In his complaint, Lentini argued that he asked for a server recommendation specifically because "I don't have experience with wine." But Joe Lupo, senior vice president of Borgata Hotel & Casino, which houses the restaurant, tells Eater the diner specifically asked for the restaurant's "best bottle" of Cabernet. "It wasn't simply a recommendation," says Lupo, who did not witness the incident firsthand but conducted an investigation of the complaint. "We would only recommend a bottle of that price if it was specifically asked for. Being a consumer... for a server to recommend a $3,000 bottle of wine would be outrageous.
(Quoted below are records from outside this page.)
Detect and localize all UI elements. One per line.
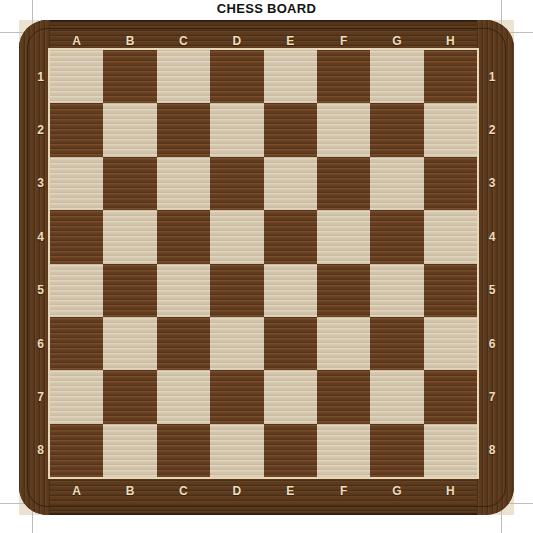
page-title: CHESS BOARD — [0, 1, 533, 16]
square-c2 — [157, 103, 210, 156]
rank-labels-left: 12345678 — [19, 50, 50, 477]
square-h4 — [424, 210, 477, 263]
square-g7 — [370, 370, 423, 423]
square-e2 — [264, 103, 317, 156]
square-g8 — [370, 424, 423, 477]
square-h8 — [424, 424, 477, 477]
square-c1 — [157, 50, 210, 103]
file-label-a: A — [72, 485, 81, 497]
square-g5 — [370, 264, 423, 317]
square-a4 — [50, 210, 103, 263]
file-labels-top: ABCDEFGH — [50, 20, 477, 50]
square-g6 — [370, 317, 423, 370]
square-h7 — [424, 370, 477, 423]
square-e8 — [264, 424, 317, 477]
file-label-g: G — [392, 485, 401, 497]
square-a3 — [50, 157, 103, 210]
file-label-h: H — [446, 485, 455, 497]
square-h6 — [424, 317, 477, 370]
file-label-c: C — [179, 485, 188, 497]
square-h3 — [424, 157, 477, 210]
rank-label-5: 5 — [489, 284, 496, 296]
rank-label-1: 1 — [489, 71, 496, 83]
rank-label-6: 6 — [489, 338, 496, 350]
file-label-c: C — [179, 35, 188, 47]
file-label-e: E — [286, 35, 294, 47]
square-h5 — [424, 264, 477, 317]
rank-label-1: 1 — [37, 71, 44, 83]
square-e5 — [264, 264, 317, 317]
square-c8 — [157, 424, 210, 477]
rank-label-8: 8 — [37, 444, 44, 456]
file-label-a: A — [72, 35, 81, 47]
square-d7 — [210, 370, 263, 423]
square-e6 — [264, 317, 317, 370]
square-e3 — [264, 157, 317, 210]
square-b3 — [103, 157, 156, 210]
file-label-d: D — [232, 35, 241, 47]
square-b2 — [103, 103, 156, 156]
rank-label-4: 4 — [489, 231, 496, 243]
chess-board: ABCDEFGH ABCDEFGH 12345678 12345678 — [19, 20, 514, 515]
square-d5 — [210, 264, 263, 317]
square-f4 — [317, 210, 370, 263]
square-e4 — [264, 210, 317, 263]
file-label-g: G — [392, 35, 401, 47]
file-label-e: E — [286, 485, 294, 497]
square-d4 — [210, 210, 263, 263]
square-f5 — [317, 264, 370, 317]
rank-label-5: 5 — [37, 284, 44, 296]
square-d1 — [210, 50, 263, 103]
square-b7 — [103, 370, 156, 423]
square-h1 — [424, 50, 477, 103]
square-e1 — [264, 50, 317, 103]
square-a2 — [50, 103, 103, 156]
square-g4 — [370, 210, 423, 263]
square-d2 — [210, 103, 263, 156]
file-label-b: B — [126, 35, 135, 47]
square-c7 — [157, 370, 210, 423]
file-labels-bottom: ABCDEFGH — [50, 477, 477, 515]
rank-label-3: 3 — [489, 177, 496, 189]
rank-label-2: 2 — [37, 124, 44, 136]
square-g3 — [370, 157, 423, 210]
rank-label-7: 7 — [489, 391, 496, 403]
square-b6 — [103, 317, 156, 370]
file-label-h: H — [446, 35, 455, 47]
square-b1 — [103, 50, 156, 103]
file-label-f: F — [340, 485, 347, 497]
square-d8 — [210, 424, 263, 477]
square-f3 — [317, 157, 370, 210]
rank-label-2: 2 — [489, 124, 496, 136]
square-f7 — [317, 370, 370, 423]
rank-label-6: 6 — [37, 338, 44, 350]
square-e7 — [264, 370, 317, 423]
square-d3 — [210, 157, 263, 210]
square-c5 — [157, 264, 210, 317]
square-a5 — [50, 264, 103, 317]
square-f8 — [317, 424, 370, 477]
square-f6 — [317, 317, 370, 370]
play-area — [50, 50, 477, 477]
rank-label-7: 7 — [37, 391, 44, 403]
rank-label-8: 8 — [489, 444, 496, 456]
square-g2 — [370, 103, 423, 156]
square-d6 — [210, 317, 263, 370]
square-f2 — [317, 103, 370, 156]
rank-label-4: 4 — [37, 231, 44, 243]
square-c4 — [157, 210, 210, 263]
square-b4 — [103, 210, 156, 263]
rank-label-3: 3 — [37, 177, 44, 189]
rank-labels-right: 12345678 — [477, 50, 514, 477]
square-a6 — [50, 317, 103, 370]
file-label-f: F — [340, 35, 347, 47]
file-label-d: D — [232, 485, 241, 497]
square-g1 — [370, 50, 423, 103]
square-f1 — [317, 50, 370, 103]
square-b8 — [103, 424, 156, 477]
file-label-b: B — [126, 485, 135, 497]
square-c3 — [157, 157, 210, 210]
square-a7 — [50, 370, 103, 423]
square-h2 — [424, 103, 477, 156]
square-a8 — [50, 424, 103, 477]
square-c6 — [157, 317, 210, 370]
square-b5 — [103, 264, 156, 317]
square-a1 — [50, 50, 103, 103]
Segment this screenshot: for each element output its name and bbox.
It would offend 99 percent of the people, because most of the bottles that are ordered are probably in a $40 to $200 range."

According to Eater wine editor Levi Dalton, that's standard protocol at most restaurants. "Very few working sommeliers would recommend a bottle over $400 unless they were pointed in a higher direction by the guest," he says. "What sommeliers usually do is confirm the pricing with the guest by gesturing to the wine on the wine list and asking for confirmation that that is what the guest wants to order. Basically you would wait for the guest to initiate that kind of conversation, and you would ask them to confirm the choice."

A miscommunication may have occurred because "waitstaff generally have less experience or training in dealing with these kinds of situations," Dalton says. But Lupo emphasizes that two separate employees — the server and a sommelier called upon to open the bottle — physically pointed to the menu and received verification from the guest that the bottle was appropriate. (Lentini told the Star-Ledger that he relied only on the "thirty-seven fifty" verbal price confirmation because "I didn't have my glasses.") According to Lupo, surveillance video from Bobby Flay Steak shows that one of the guests at Lentini's table "went over to the bar, looked at a wine list, thumbed through it, and then came back to the table and asked the server for the price," he says. "The server presented a receipt and showed him the price — that was before the wine was consumed." An unnamed member of Lentini's party told the Star-Ledger that he inquired about the price "before the dinner was completed" but after the bottle had already been opened.

Either way, the incident does serve as a friendly reminder to name a price range when you're asking for wine recommendations: There's no shame in ordering the second-cheapest bottle on the list.